Bistability and Resurgent Epidemics in Reinfection Models

Spreading processes that propagate through local interactions have been studied in multiple fields (e.g., epidemiology, complex networks, social sciences) using the susceptible-infected-recovered (SIR) and susceptible-infected-susceptible (SIS) frameworks. SIR assumes individuals acquire full immunity to the infection after recovery, while SIS assumes individuals acquire no immunity after recovery. However, in many spreading processes individuals may acquire only partial immunity to the infection or may become more susceptible to reinfection after recovery. We study a model for reinfection called Susceptible-Infected-Recovered-Infected (SIRI). The SIRI model generalizes the SIS and SIR models and allows for study of systems in which the susceptibility of agents changes irreversibly after first exposure to the infection.

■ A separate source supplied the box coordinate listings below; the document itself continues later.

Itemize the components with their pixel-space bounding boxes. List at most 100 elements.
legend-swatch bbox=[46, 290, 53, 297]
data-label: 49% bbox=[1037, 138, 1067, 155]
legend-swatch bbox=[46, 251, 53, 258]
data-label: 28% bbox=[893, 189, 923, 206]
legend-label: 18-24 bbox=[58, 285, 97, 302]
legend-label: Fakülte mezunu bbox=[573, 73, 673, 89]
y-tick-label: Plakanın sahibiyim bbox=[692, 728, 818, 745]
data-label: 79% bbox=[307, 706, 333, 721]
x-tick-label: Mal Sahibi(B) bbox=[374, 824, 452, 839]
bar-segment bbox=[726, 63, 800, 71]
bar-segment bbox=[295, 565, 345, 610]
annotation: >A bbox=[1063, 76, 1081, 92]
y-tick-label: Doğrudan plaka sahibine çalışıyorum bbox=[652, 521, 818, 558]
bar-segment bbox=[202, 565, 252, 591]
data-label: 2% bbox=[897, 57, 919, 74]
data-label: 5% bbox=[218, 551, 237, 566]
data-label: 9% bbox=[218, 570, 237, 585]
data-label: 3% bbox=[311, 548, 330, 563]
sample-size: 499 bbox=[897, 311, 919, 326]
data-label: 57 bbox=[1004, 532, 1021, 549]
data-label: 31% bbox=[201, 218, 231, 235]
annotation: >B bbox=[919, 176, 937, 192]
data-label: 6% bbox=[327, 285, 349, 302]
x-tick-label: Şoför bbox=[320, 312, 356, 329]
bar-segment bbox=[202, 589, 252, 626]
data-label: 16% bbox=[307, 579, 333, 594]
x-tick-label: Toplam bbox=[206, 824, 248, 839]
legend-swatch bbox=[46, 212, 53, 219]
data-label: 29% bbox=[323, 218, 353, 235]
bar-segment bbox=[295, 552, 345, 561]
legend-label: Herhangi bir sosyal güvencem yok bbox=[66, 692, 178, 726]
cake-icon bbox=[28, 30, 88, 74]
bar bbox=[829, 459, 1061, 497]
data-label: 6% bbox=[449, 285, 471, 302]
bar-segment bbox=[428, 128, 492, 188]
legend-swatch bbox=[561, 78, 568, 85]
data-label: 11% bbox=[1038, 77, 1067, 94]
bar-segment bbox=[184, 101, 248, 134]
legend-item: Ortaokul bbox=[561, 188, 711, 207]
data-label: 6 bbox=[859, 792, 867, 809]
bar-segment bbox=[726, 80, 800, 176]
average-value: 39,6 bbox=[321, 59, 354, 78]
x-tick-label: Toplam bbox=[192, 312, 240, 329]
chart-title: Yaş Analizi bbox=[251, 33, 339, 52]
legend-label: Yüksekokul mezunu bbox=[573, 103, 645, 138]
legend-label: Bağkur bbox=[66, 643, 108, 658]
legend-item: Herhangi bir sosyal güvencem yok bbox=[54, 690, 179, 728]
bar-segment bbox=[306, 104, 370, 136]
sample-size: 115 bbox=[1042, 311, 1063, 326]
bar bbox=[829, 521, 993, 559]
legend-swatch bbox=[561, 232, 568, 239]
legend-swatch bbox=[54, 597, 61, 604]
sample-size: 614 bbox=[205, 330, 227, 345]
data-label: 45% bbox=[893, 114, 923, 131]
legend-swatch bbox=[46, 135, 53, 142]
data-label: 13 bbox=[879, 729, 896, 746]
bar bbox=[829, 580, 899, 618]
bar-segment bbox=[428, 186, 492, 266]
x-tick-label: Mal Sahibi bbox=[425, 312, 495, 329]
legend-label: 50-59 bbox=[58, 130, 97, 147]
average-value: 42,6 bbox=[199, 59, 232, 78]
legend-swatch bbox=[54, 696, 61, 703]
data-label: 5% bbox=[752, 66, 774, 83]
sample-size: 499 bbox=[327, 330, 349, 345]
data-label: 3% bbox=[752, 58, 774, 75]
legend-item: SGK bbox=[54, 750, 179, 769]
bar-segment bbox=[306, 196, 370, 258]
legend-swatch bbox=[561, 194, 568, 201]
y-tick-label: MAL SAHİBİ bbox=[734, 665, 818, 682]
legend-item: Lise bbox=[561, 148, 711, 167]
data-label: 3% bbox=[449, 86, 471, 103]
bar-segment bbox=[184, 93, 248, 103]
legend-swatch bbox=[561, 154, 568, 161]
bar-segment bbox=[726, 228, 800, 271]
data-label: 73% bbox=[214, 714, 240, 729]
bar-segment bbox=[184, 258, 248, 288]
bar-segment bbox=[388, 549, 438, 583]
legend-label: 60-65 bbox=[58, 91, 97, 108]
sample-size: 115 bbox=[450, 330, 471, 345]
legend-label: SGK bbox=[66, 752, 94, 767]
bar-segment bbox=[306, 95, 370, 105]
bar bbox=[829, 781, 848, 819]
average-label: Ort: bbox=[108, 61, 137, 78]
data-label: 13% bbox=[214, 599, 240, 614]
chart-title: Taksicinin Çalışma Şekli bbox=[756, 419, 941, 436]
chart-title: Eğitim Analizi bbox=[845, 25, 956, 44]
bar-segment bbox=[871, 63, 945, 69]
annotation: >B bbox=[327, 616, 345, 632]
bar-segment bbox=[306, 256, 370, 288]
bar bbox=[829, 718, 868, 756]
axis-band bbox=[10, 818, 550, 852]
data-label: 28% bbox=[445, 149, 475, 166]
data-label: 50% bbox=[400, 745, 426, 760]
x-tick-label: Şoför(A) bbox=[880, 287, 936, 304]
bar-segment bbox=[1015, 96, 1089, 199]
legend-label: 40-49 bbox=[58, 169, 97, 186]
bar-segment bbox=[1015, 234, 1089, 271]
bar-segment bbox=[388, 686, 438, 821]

We show that when the rate of reinfection is higher than the rate of primary infection, the SIRI model exhibits bistability with a small difference in the initial fraction of infected individuals determining whether the infection dies out or spreads through the population. We find this critical value and show that when the infection does not die out there is a resurgent epidemic in which the number of infected individuals decays initially and remains at a low level for an arbitrarily long period of time before rapidly increasing toward an endemic equilibrium in which the fraction of infected individuals is non-zero.